Fool’s Gold? Deutsche Bank, China, and US embroiled in faking suspicions
On and off for over five years now, I’ve been reporting on the existence or otherwise of (1) the gold the US Federal Treasury claims to have stored securely at various points across America and (2) a fix/manipulation scam on the price of gold per se. When I first raised these points (along with thousands of other sites) in late 2006, we were all of us consigned by the commentariat of the day to those Outer Limits reserved for The Loonies.
Since that time, we have seen the mysteriously dramatic rise in the level of Chinese gold reserves, the admission by several central banks that they’ve been buying and selling the stuff below the radar, and the scandals involving manipulation of the Libor and Eubor rates which, on their own, make the claims of gold jiggery-pokery look considerably more credible.
During 2009, I reported a couple of times about major gold investors known to me personally who were having trouble persuading Swiss storage facilities to cough up the shiny metal, once those gold-bugs decided they’d like to shift it to somewhere less remote than Cuckoo-clock land. Over the last few weeks, we have seen various sovereign States (led by Germany) saying they’d variously like to audit and/or shift their gold reserves nearer to home. The US Federal Reserve’s delay in obliging its clients with sight and shipping of said stocks has gone from being mildly amusing via odd to alarming.
But now a new fraud has entered the frame.
For those who don’t already know this, tungsten has very nearly the same density as refined gold. Gold sells today at around $1740 an ounce, and Tungsten at $10 a pound. With a bit of judicious disguise, putting tungsten inside a gold bar can even fool an X-ray machine under certain circumstances. A Slog source in Austria is now alleging that Deutsche Bank ‘fulfilled’ one gold repatriation in recent years with the help of Tungsten.
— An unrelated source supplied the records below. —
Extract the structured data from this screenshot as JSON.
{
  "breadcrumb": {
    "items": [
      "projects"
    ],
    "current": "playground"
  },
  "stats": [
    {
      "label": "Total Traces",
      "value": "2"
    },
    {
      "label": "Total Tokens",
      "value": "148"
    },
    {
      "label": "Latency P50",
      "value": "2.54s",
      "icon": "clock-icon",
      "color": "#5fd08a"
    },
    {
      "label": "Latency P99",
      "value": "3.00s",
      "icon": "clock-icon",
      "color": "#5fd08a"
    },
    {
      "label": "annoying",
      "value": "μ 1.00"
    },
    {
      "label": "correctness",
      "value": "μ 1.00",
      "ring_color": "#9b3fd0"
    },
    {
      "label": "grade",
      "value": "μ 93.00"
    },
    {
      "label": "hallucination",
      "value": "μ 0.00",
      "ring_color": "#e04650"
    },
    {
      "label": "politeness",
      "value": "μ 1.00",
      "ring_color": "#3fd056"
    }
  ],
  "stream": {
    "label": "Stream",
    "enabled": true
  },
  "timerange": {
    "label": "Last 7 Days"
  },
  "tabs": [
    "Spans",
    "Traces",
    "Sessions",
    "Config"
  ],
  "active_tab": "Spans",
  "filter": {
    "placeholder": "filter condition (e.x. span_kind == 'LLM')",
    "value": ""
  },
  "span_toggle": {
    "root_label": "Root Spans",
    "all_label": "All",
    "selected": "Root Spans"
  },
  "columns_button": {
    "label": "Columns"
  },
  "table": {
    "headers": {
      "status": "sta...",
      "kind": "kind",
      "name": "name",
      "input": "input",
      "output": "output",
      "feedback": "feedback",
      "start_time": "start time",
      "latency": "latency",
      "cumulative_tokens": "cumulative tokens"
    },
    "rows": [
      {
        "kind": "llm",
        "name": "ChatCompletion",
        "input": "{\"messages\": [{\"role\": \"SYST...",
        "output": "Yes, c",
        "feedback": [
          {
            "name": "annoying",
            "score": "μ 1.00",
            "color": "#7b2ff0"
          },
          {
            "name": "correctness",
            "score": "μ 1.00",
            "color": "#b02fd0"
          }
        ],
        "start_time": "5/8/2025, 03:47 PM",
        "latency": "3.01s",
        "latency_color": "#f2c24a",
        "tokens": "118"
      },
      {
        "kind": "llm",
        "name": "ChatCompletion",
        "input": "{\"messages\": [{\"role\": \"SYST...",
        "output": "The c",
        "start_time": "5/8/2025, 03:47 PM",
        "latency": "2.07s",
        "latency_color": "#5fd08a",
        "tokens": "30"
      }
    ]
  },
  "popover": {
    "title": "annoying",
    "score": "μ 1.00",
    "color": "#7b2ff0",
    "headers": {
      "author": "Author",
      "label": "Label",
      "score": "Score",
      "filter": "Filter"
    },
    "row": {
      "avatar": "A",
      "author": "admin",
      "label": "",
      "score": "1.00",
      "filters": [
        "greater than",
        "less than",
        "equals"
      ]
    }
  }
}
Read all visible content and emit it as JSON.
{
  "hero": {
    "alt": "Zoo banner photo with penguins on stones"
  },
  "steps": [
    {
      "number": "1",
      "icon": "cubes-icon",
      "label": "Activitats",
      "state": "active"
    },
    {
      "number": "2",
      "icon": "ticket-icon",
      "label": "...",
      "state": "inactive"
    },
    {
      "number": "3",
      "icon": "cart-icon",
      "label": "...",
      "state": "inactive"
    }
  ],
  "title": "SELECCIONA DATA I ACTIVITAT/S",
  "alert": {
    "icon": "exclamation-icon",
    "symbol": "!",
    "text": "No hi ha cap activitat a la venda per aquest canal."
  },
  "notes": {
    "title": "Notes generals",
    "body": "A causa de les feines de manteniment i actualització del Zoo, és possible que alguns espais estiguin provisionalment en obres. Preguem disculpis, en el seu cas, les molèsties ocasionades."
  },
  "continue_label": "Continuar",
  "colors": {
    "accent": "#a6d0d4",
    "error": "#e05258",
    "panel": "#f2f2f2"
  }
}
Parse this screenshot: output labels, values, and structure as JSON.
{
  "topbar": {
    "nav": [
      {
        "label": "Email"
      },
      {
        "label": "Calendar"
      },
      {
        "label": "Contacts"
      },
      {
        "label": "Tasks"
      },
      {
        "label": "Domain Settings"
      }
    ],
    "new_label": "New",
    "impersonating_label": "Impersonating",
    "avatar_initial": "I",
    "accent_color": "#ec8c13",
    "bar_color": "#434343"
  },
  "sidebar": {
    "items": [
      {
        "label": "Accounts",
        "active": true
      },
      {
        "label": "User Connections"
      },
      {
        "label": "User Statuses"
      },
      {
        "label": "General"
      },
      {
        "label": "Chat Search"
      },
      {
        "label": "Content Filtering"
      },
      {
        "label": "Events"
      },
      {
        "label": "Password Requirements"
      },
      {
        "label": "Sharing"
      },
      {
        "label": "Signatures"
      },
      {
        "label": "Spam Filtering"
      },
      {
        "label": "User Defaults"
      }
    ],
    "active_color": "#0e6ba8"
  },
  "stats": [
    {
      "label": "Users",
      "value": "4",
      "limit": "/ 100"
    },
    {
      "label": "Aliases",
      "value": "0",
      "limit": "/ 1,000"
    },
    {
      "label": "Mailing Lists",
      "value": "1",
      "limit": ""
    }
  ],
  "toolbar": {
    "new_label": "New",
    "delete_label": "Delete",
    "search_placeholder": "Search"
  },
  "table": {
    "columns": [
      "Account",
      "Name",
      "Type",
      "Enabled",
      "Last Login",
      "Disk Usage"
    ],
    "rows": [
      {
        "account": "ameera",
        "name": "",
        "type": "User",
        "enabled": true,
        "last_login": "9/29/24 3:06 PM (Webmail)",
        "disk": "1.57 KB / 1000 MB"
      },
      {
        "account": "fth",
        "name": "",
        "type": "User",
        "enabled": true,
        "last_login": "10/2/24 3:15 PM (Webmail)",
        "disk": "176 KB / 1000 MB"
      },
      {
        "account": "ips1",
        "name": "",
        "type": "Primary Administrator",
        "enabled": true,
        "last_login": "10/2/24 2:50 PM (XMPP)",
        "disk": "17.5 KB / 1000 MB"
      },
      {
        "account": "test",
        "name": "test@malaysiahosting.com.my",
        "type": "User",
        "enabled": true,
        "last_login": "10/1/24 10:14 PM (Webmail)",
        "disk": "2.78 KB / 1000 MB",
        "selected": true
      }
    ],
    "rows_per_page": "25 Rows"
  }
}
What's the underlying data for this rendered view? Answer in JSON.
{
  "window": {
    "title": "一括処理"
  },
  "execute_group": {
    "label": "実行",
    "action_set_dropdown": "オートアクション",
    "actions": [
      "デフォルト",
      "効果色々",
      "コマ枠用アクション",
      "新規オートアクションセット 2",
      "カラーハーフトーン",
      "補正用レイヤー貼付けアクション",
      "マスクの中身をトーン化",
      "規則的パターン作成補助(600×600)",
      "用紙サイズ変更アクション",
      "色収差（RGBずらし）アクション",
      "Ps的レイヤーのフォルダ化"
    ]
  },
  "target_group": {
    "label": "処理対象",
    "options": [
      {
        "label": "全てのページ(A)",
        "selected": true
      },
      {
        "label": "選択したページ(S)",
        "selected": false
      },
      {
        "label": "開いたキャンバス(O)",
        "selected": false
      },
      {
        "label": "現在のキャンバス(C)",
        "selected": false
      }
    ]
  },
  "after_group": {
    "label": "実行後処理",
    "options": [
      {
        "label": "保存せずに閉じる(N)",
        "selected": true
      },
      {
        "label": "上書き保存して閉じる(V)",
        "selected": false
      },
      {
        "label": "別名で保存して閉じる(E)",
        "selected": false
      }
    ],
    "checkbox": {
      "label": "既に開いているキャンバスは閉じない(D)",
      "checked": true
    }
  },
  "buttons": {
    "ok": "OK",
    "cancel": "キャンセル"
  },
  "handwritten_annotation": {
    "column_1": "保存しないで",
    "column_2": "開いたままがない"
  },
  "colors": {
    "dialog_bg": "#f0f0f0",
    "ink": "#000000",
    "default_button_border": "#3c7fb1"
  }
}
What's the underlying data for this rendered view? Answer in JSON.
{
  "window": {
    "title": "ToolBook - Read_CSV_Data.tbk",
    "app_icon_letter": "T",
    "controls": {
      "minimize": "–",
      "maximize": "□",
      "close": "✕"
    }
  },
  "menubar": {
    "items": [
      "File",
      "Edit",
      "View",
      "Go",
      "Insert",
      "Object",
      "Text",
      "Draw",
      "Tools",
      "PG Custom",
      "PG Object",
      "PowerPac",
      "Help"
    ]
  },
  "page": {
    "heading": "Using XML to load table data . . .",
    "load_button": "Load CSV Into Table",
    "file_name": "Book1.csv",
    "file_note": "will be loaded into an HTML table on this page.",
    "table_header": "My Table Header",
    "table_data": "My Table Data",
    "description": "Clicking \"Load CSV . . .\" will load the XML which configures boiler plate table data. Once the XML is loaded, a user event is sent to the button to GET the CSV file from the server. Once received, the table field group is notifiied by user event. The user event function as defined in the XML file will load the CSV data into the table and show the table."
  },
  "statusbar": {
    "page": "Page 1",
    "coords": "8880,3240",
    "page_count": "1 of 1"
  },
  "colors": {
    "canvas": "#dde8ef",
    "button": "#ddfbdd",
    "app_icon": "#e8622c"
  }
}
He further claims that some of this has now turned up in Asia.
However, here’s the killer: since hearing this rumour (actually, it’s rather more than that, but I have a source to protect here) I’ve made a couple of calls and read some well-argued websites on the subject of tungsten issues. One consistent feedback concerns the Chinese opinion on these bars.
Their origin is thought by Beijing to be the United States of America.
Forbes rubbished the tungsten-in-gold story last March, but from a commonsense viewpoint I was struck by the article’s (a) apparent inability to see beyond drilling and infilling as the method, and (b) the author’s unwillingness to see the problem as only likely to occur in smallish shipments. Late last September, however, Zero Hedge ran a Tyler Durden piece confirming that several smaller retail gold bars sold in Manhattan had been found to have tungsten innards. The ZH take on this event was that it might be part of yet another Fed Reserve attempt to impugn gold’s validity, and thus keep investors locked into the stock market, bonds and property.
But the thing I’m hearing about in this instance – while it could have the same Fed/Central Bank motive – is on an entirely different scale. Here we are talking about an Establishment eurobank alleged to have been caught short on a fulfilment order, and using the tungsten scam to fill the gap.
This is an entirely different criminal intent: not the somewhat crude attempt to con a retail greenhorn, but rather an well-planned and sophisticated ‘salting’ of the gold bars by a major bank….designed to fool even an expert engaged in approving the purchase for a large sovereign client. Here, using perhaps as little as 25% tungsten would be enough to make up the embarrassing shortfall.
There is no reason at all for anyone to see this as far-fetched. The SME scams pulled by RBS, and Libor manipulations carried out across the piece of Establishment banking, have been solid evidence in recent times of desperation on the part of those suddenly faced with a brave new world where Berlin wants all its gold back….but the gold isn’t there any more.
The ramifications of this go far beyond a pro-am retail fraud. First off, ultimate discovery of the scam is a certainty: so you’d have to be pretty damned desperate to try it on. And second, I do find it intriguing that these reports have popped out of the woodwork just when the ECB is thought to be planning some form of gold-backing for any eventual eurobond issues – should the eurozone survive. Trust me, if Mario Draghi is capable of pulling the stunts he’s been at vis-a-vis Greek bailout ‘money’, Bank of Greece money-printing, and bondholder subordination, then like most Goldman Sachs graduates, he’s capable of anything.
As I write, gold is trading at the upper end of $1746-1751 per oz.